D.R. Horton has operations in 80 markets in 27 states.
Stihl named John Deere preferred supplier
John Deere’s Worldwide Commercial & Consumer Equipment Division has announced Stihl Inc. and Stihl Ltd. as the preferred supplier of gas powered and corded handheld power equipment in the United States and Canada.
Existing John Deere branded handheld power equipment will soon be substituted with Stihl brand products at qualifying John Deere servicing dealers across North America, said Bob Barbour, group director, marketing operations and customer support for John Deere.
“This decision will enable us to better support growth strategies and offer our customers an industry leading brand of property owner and commercial grade portable power products,” Barbour said.
The companies plan a joint marketing strategy as part of the deal. According to Stihl president Fred Whyte, Stihl products currently are sold through more than 500 John Deere dealers in the United States and Canada, “so this is a natural extension of our business model.”
Stanley holds ‘holiday preview’ in New York
New York — Stanley Tools held its annual mid-summer “holiday preview” here last week, introducing a number of new products that will be geared toward the holiday gift-buying season.
The offerings include some new products but mostly innovations to existing tools in four categories.
In the currently difficult climate for home improvement retailers, vp-marketing Jay Drummond said Stanley has still managed to capture some market share in its DIY categories. “Brand awareness is paramount in this business because brand drives sales,” Drummond said. “The Stanley name has always been associated with the pro, and we fill a lot of needs with these products.”
Drummond added that he believes new products will help drive a strong end-of-year for the manufacturer.

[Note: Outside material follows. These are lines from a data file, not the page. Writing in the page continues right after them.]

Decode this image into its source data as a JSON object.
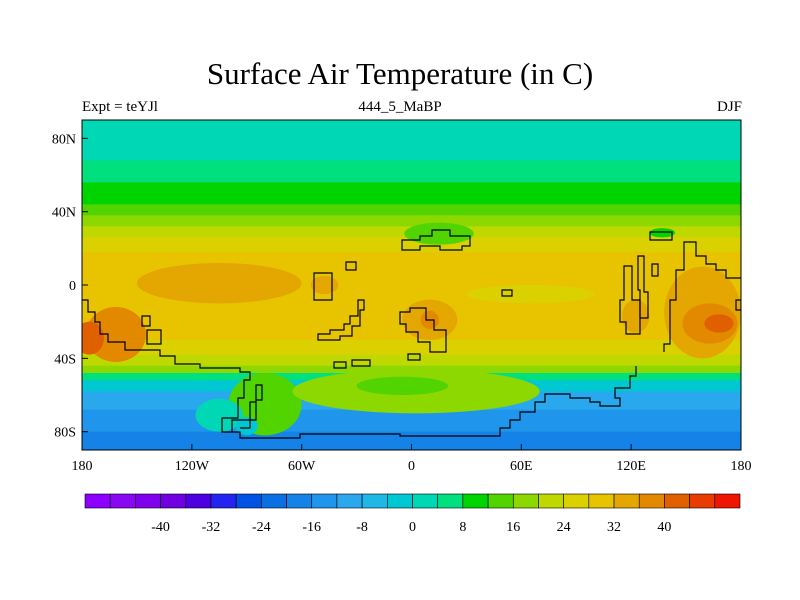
{
  "title": "Surface Air Temperature (in C)",
  "subtitle_left": "Expt = teYJl",
  "subtitle_center": "444_5_MaBP",
  "subtitle_right": "DJF",
  "map": {
    "type": "contour_map",
    "projection": "cylindrical equidistant",
    "lon_range": [
      -180,
      180
    ],
    "lat_range": [
      -90,
      90
    ],
    "x_ticks": [
      {
        "value": -180,
        "label": "180"
      },
      {
        "value": -120,
        "label": "120W"
      },
      {
        "value": -60,
        "label": "60W"
      },
      {
        "value": 0,
        "label": "0"
      },
      {
        "value": 60,
        "label": "60E"
      },
      {
        "value": 120,
        "label": "120E"
      },
      {
        "value": 180,
        "label": "180"
      }
    ],
    "y_ticks": [
      {
        "value": 80,
        "label": "80N"
      },
      {
        "value": 40,
        "label": "40N"
      },
      {
        "value": 0,
        "label": "0"
      },
      {
        "value": -40,
        "label": "40S"
      },
      {
        "value": -80,
        "label": "80S"
      }
    ],
    "zonal_bands": [
      {
        "lat_max": 90,
        "lat_min": 68,
        "value": 2
      },
      {
        "lat_max": 68,
        "lat_min": 62,
        "value": 4
      },
      {
        "lat_max": 62,
        "lat_min": 56,
        "value": 6
      },
      {
        "lat_max": 56,
        "lat_min": 50,
        "value": 8
      },
      {
        "lat_max": 50,
        "lat_min": 44,
        "value": 10
      },
      {
        "lat_max": 44,
        "lat_min": 38,
        "value": 14
      },
      {
        "lat_max": 38,
        "lat_min": 32,
        "value": 18
      },
      {
        "lat_max": 32,
        "lat_min": 26,
        "value": 20
      },
      {
        "lat_max": 26,
        "lat_min": 18,
        "value": 24
      },
      {
        "lat_max": 18,
        "lat_min": -30,
        "value": 28
      },
      {
        "lat_max": -30,
        "lat_min": -38,
        "value": 24
      },
      {
        "lat_max": -38,
        "lat_min": -44,
        "value": 20
      },
      {
        "lat_max": -44,
        "lat_min": -48,
        "value": 16
      },
      {
        "lat_max": -48,
        "lat_min": -52,
        "value": 4
      },
      {
        "lat_max": -52,
        "lat_min": -58,
        "value": -2
      },
      {
        "lat_max": -58,
        "lat_min": -68,
        "value": -10
      },
      {
        "lat_max": -68,
        "lat_min": -80,
        "value": -14
      },
      {
        "lat_max": -80,
        "lat_min": -90,
        "value": -18
      }
    ],
    "warm_regions": [
      {
        "lon": [
          -178,
          -145
        ],
        "lat": [
          -12,
          -42
        ],
        "value": 36
      },
      {
        "lon": [
          -184,
          -168
        ],
        "lat": [
          -20,
          -38
        ],
        "value": 40
      },
      {
        "lon": [
          -55,
          -40
        ],
        "lat": [
          5,
          -5
        ],
        "value": 32
      },
      {
        "lon": [
          -5,
          25
        ],
        "lat": [
          -8,
          -30
        ],
        "value": 32
      },
      {
        "lon": [
          5,
          15
        ],
        "lat": [
          -14,
          -24
        ],
        "value": 36
      },
      {
        "lon": [
          115,
          130
        ],
        "lat": [
          -8,
          -26
        ],
        "value": 32
      },
      {
        "lon": [
          138,
          180
        ],
        "lat": [
          10,
          -40
        ],
        "value": 32
      },
      {
        "lon": [
          148,
          178
        ],
        "lat": [
          -10,
          -32
        ],
        "value": 36
      },
      {
        "lon": [
          160,
          176
        ],
        "lat": [
          -16,
          -26
        ],
        "value": 40
      },
      {
        "lon": [
          -150,
          -60
        ],
        "lat": [
          12,
          -10
        ],
        "value": 32
      },
      {
        "lon": [
          30,
          100
        ],
        "lat": [
          0,
          -10
        ],
        "value": 24
      }
    ],
    "land_patches": [
      {
        "lon": [
          -100,
          -60
        ],
        "lat": [
          -48,
          -82
        ],
        "value": 14
      },
      {
        "lon": [
          -65,
          70
        ],
        "lat": [
          -46,
          -70
        ],
        "value": 18
      },
      {
        "lon": [
          -30,
          20
        ],
        "lat": [
          -50,
          -60
        ],
        "value": 12
      },
      {
        "lon": [
          -4,
          34
        ],
        "lat": [
          34,
          22
        ],
        "value": 12
      },
      {
        "lon": [
          130,
          144
        ],
        "lat": [
          31,
          26
        ],
        "value": 10
      },
      {
        "lon": [
          -118,
          -92
        ],
        "lat": [
          -62,
          -80
        ],
        "value": 2
      },
      {
        "lon": [
          -96,
          -84
        ],
        "lat": [
          -72,
          -82
        ],
        "value": -4
      }
    ]
  },
  "colorbar": {
    "colors": [
      "#8b00ff",
      "#8a07f1",
      "#7f00ec",
      "#6f00e0",
      "#4d00e0",
      "#2424f0",
      "#0052e5",
      "#0a6fe0",
      "#1482e6",
      "#1f95eb",
      "#29a8ee",
      "#1eb7e6",
      "#00c8d2",
      "#00d7b4",
      "#00e07f",
      "#00d400",
      "#52d400",
      "#8dd800",
      "#bed800",
      "#dcd100",
      "#e8c300",
      "#e4a600",
      "#e38900",
      "#e06000",
      "#e83c00",
      "#ee1600"
    ],
    "labels": [
      {
        "index": 3,
        "text": "-40"
      },
      {
        "index": 5,
        "text": "-32"
      },
      {
        "index": 7,
        "text": "-24"
      },
      {
        "index": 9,
        "text": "-16"
      },
      {
        "index": 11,
        "text": "-8"
      },
      {
        "index": 13,
        "text": "0"
      },
      {
        "index": 15,
        "text": "8"
      },
      {
        "index": 17,
        "text": "16"
      },
      {
        "index": 19,
        "text": "24"
      },
      {
        "index": 21,
        "text": "32"
      },
      {
        "index": 23,
        "text": "40"
      }
    ],
    "min": -52,
    "step": 4
  }
}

In all, parent company Stanley Works saw net earnings fall 6.7 percent in the second quarter to $79.6 million, compared with $85.3 million in the same period last year. Net sales were up 4.5 percent to $1.15 billion from $1.1 billion in the same period last year. Earnings in the company’s construction and DIY segment rose 4 percent compared with the year-ago period, while sales also rose 4 percent to $452 million.
At the New York event, Stanley introduced a new three-in-one LED flashlight that can be mounted on a tripod. Marketed for camping or other outdoor night activities, the flashlight features 120-degree multi-directional rotating heads. The device, which uses 3.5-watt high brightness LEDs, can be combined into one high-powered flashlight when mounted to the tripod. The item is slated for a September launch in Lowe’s and Target stores.
Stanley also displayed knives under its FatMax brand — a fixed utility knife designed for repetitive cutting applications, a snap-off knife that features a continuous sharp edge and a patent-pending blade wiper that removes excess debris.
In its assembly and demolition group, Stanley introduced an FSC-certified premium beech wood chisel, and in its cutting and clamping segment, Stanley introduced a FatMax saw designed for repetitive heavy duty cutting applications. Stanley also showed a FatMax Clip-N-Grip multibit screwdriver, and a post level, also under the FatMax brand. The FatMax Post Level folds for easy storage and prevents the level vials from breaking.
Stanley also introduced several products in its “storage solutions” category — a FatMax “Stock and Carry” organizer that can be carried vertically and includes a slide cover; a sortmaster organizer that features removable dividers to allow for different organization configurations; a mobile workcenter with a large bin for power tools; and a 23-inch structural foam toolbox.